I feel that percentages are one of those things that either kids are good at or they are not.  There doesn't seem to be many in the middle.

A child in fourth or fifth grade should be able to understand percentages and they can understand it well, if they are introduced to it in a straightforward manner.

Here is how I teach percentages...

A percentage is just another way we show fractions and decimals, but a percentage is how those fractions and decimals relate to 100.  For example...

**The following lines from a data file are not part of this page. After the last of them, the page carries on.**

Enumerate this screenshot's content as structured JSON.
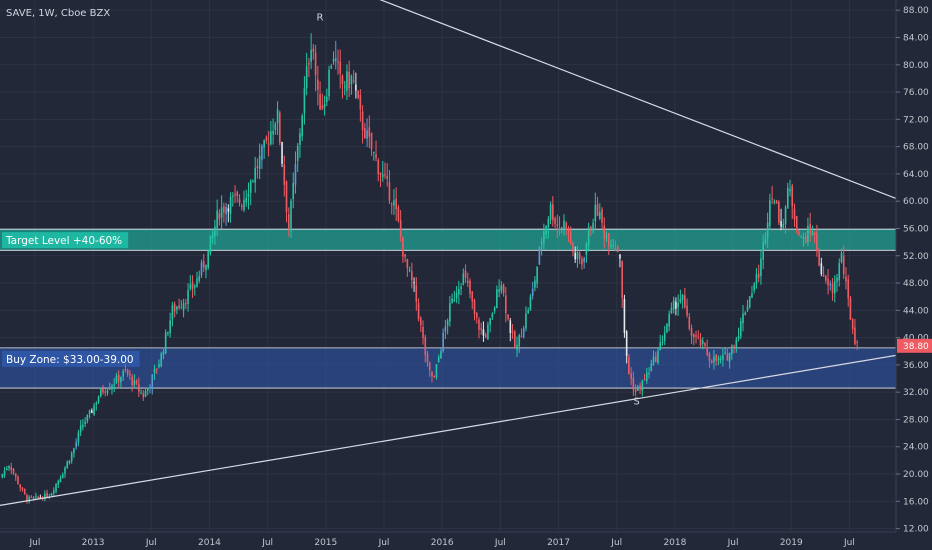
{
  "chart_data": {
    "type": "candlestick",
    "symbol_title": "SAVE, 1W, Cboe BZX",
    "x_tick_labels": [
      "Jul",
      "2013",
      "Jul",
      "2014",
      "Jul",
      "2015",
      "Jul",
      "2016",
      "Jul",
      "2017",
      "Jul",
      "2018",
      "Jul",
      "2019",
      "Jul"
    ],
    "x_tick_dates": [
      2012.5,
      2013.0,
      2013.5,
      2014.0,
      2014.5,
      2015.0,
      2015.5,
      2016.0,
      2016.5,
      2017.0,
      2017.5,
      2018.0,
      2018.5,
      2019.0,
      2019.5
    ],
    "y_ticks": [
      12,
      16,
      20,
      24,
      28,
      32,
      36,
      40,
      44,
      48,
      52,
      56,
      60,
      64,
      68,
      72,
      76,
      80,
      84,
      88
    ],
    "y_tick_labels": [
      "12.00",
      "16.00",
      "20.00",
      "24.00",
      "28.00",
      "32.00",
      "36.00",
      "40.00",
      "44.00",
      "48.00",
      "52.00",
      "56.00",
      "60.00",
      "64.00",
      "68.00",
      "72.00",
      "76.00",
      "80.00",
      "84.00",
      "88.00"
    ],
    "x_range": [
      2012.2,
      2019.9
    ],
    "y_range": [
      11.5,
      89.5
    ],
    "grid": true,
    "last_price": 38.8,
    "last_price_label": "38.80",
    "price_anchors": [
      [
        2012.22,
        19.5
      ],
      [
        2012.3,
        21.5
      ],
      [
        2012.38,
        18.5
      ],
      [
        2012.45,
        16.3
      ],
      [
        2012.55,
        16.5
      ],
      [
        2012.65,
        17.0
      ],
      [
        2012.75,
        20.0
      ],
      [
        2012.85,
        23.5
      ],
      [
        2012.92,
        27.0
      ],
      [
        2013.0,
        29.0
      ],
      [
        2013.08,
        32.0
      ],
      [
        2013.2,
        33.5
      ],
      [
        2013.3,
        35.0
      ],
      [
        2013.38,
        33.0
      ],
      [
        2013.45,
        31.5
      ],
      [
        2013.5,
        33.0
      ],
      [
        2013.6,
        37.0
      ],
      [
        2013.7,
        44.0
      ],
      [
        2013.8,
        45.5
      ],
      [
        2013.9,
        48.0
      ],
      [
        2014.0,
        52.0
      ],
      [
        2014.1,
        58.5
      ],
      [
        2014.2,
        60.0
      ],
      [
        2014.3,
        60.0
      ],
      [
        2014.4,
        64.0
      ],
      [
        2014.5,
        68.0
      ],
      [
        2014.6,
        73.0
      ],
      [
        2014.65,
        65.0
      ],
      [
        2014.7,
        56.0
      ],
      [
        2014.78,
        68.0
      ],
      [
        2014.85,
        78.0
      ],
      [
        2014.9,
        84.5
      ],
      [
        2014.95,
        75.0
      ],
      [
        2015.0,
        74.0
      ],
      [
        2015.08,
        82.0
      ],
      [
        2015.15,
        77.0
      ],
      [
        2015.25,
        78.0
      ],
      [
        2015.32,
        72.0
      ],
      [
        2015.38,
        69.0
      ],
      [
        2015.45,
        66.0
      ],
      [
        2015.52,
        63.0
      ],
      [
        2015.6,
        60.0
      ],
      [
        2015.65,
        56.0
      ],
      [
        2015.7,
        51.0
      ],
      [
        2015.78,
        47.0
      ],
      [
        2015.85,
        40.0
      ],
      [
        2015.9,
        35.0
      ],
      [
        2015.95,
        34.0
      ],
      [
        2016.0,
        38.0
      ],
      [
        2016.08,
        44.0
      ],
      [
        2016.15,
        47.5
      ],
      [
        2016.2,
        49.0
      ],
      [
        2016.25,
        47.0
      ],
      [
        2016.3,
        43.0
      ],
      [
        2016.38,
        40.0
      ],
      [
        2016.45,
        43.0
      ],
      [
        2016.52,
        49.0
      ],
      [
        2016.58,
        43.0
      ],
      [
        2016.65,
        38.0
      ],
      [
        2016.72,
        42.0
      ],
      [
        2016.8,
        47.0
      ],
      [
        2016.88,
        55.0
      ],
      [
        2016.95,
        59.0
      ],
      [
        2017.02,
        56.0
      ],
      [
        2017.08,
        57.0
      ],
      [
        2017.15,
        52.0
      ],
      [
        2017.22,
        51.0
      ],
      [
        2017.3,
        57.0
      ],
      [
        2017.35,
        59.0
      ],
      [
        2017.42,
        55.0
      ],
      [
        2017.5,
        54.0
      ],
      [
        2017.55,
        52.0
      ],
      [
        2017.58,
        41.0
      ],
      [
        2017.62,
        35.0
      ],
      [
        2017.68,
        32.0
      ],
      [
        2017.75,
        33.5
      ],
      [
        2017.82,
        36.0
      ],
      [
        2017.88,
        38.0
      ],
      [
        2017.95,
        42.0
      ],
      [
        2018.02,
        45.0
      ],
      [
        2018.08,
        46.0
      ],
      [
        2018.13,
        42.0
      ],
      [
        2018.18,
        40.0
      ],
      [
        2018.25,
        39.0
      ],
      [
        2018.32,
        37.0
      ],
      [
        2018.4,
        36.5
      ],
      [
        2018.48,
        37.5
      ],
      [
        2018.55,
        40.0
      ],
      [
        2018.62,
        44.0
      ],
      [
        2018.68,
        47.0
      ],
      [
        2018.75,
        50.0
      ],
      [
        2018.8,
        56.0
      ],
      [
        2018.85,
        62.0
      ],
      [
        2018.9,
        58.0
      ],
      [
        2018.95,
        57.0
      ],
      [
        2019.0,
        62.0
      ],
      [
        2019.05,
        58.0
      ],
      [
        2019.1,
        54.0
      ],
      [
        2019.15,
        55.0
      ],
      [
        2019.2,
        56.0
      ],
      [
        2019.25,
        52.0
      ],
      [
        2019.3,
        48.0
      ],
      [
        2019.38,
        47.0
      ],
      [
        2019.45,
        52.0
      ],
      [
        2019.5,
        46.0
      ],
      [
        2019.55,
        41.0
      ],
      [
        2019.58,
        38.8
      ]
    ],
    "trendlines": [
      {
        "name": "upper-resistance-trendline",
        "x1": 2014.0,
        "y1": 99.2,
        "x2": 2019.9,
        "y2": 60.4,
        "color": "#d7dbe3"
      },
      {
        "name": "lower-support-trendline",
        "x1": 2012.2,
        "y1": 15.4,
        "x2": 2019.9,
        "y2": 37.4,
        "color": "#d7dbe3"
      }
    ],
    "zones": [
      {
        "name": "target-zone",
        "label": "Target Level +40-60%",
        "y_low": 52.8,
        "y_high": 55.9,
        "fill": "#1fb9a3",
        "opacity": 0.62
      },
      {
        "name": "buy-zone",
        "label": "Buy Zone: $33.00-39.00",
        "y_low": 32.6,
        "y_high": 38.5,
        "fill": "#2f57a8",
        "opacity": 0.58
      }
    ],
    "annotations": [
      {
        "name": "resistance-peak-letter",
        "text": "R",
        "x": 2014.95,
        "y": 86.5
      },
      {
        "name": "support-low-letter",
        "text": "S",
        "x": 2017.67,
        "y": 30.2
      }
    ],
    "colors": {
      "background": "#232838",
      "grid": "#2d3345",
      "up": "#26c6a4",
      "down": "#ef5b63",
      "neutral_up": "#5b9bd5",
      "neutral_down": "#e5e8ee",
      "axis_text": "#c2c6ce",
      "price_tag": "#ef5b63"
    }
  }
}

• 1/4 is also known as a quarter.
• In decimal form it is 0.25 (That's what a quarter coin in worth--1/4 of a dollar).
• 0.25 equals 25/100 (twenty-five hundredths)
• So, if 25 people out of 100 people like strawberries, we would say 25% of people like strawberries.
Whenever you see a decimal it can be turned into a percentage.  It is just the first two place values below the decimal (the tenths and hundredths spots) . _ _ =  _ _ %

Children will then need practice showing their understanding of this information.

Once they have gotten good at that you can teach them how to find a percentage with any situation.  They do need to have a knowledge of multiplication and division.  They normally teach this in Algebra, but young children can learn it easily...

You know that when you have an equation in order to have the equal sign the equation must be balanced...
2+2=4.  If you had 2+3=4 that wouldn't be right.  It would be 2+3>4 (since you know 2+3 is a total of 5).

In math we put the unknown as an x.
For example: 4+3= x  and you then know that x=7
or 15 ÷ x = 3 and you know that x = 5

Let's try a problem to find the percentage.

7 out of 30 kids in your class like broccoli.  What percentage of the class likes broccoli?

There are a couple ways you can do it.  Simply divide: 7/30 and remember that the decimal you come up needs to be changed to a percentage.

The other way to do it is a bit more complicated.  It is the way you would learn in an algebra class.  You are comparing the situation with the fraction representation of a percentage (something hundredths)...
I know that children at about age 9 and above can understand this, if they have a basic understanding of number concepts of multiplication and division.  In other posts I will show those concepts.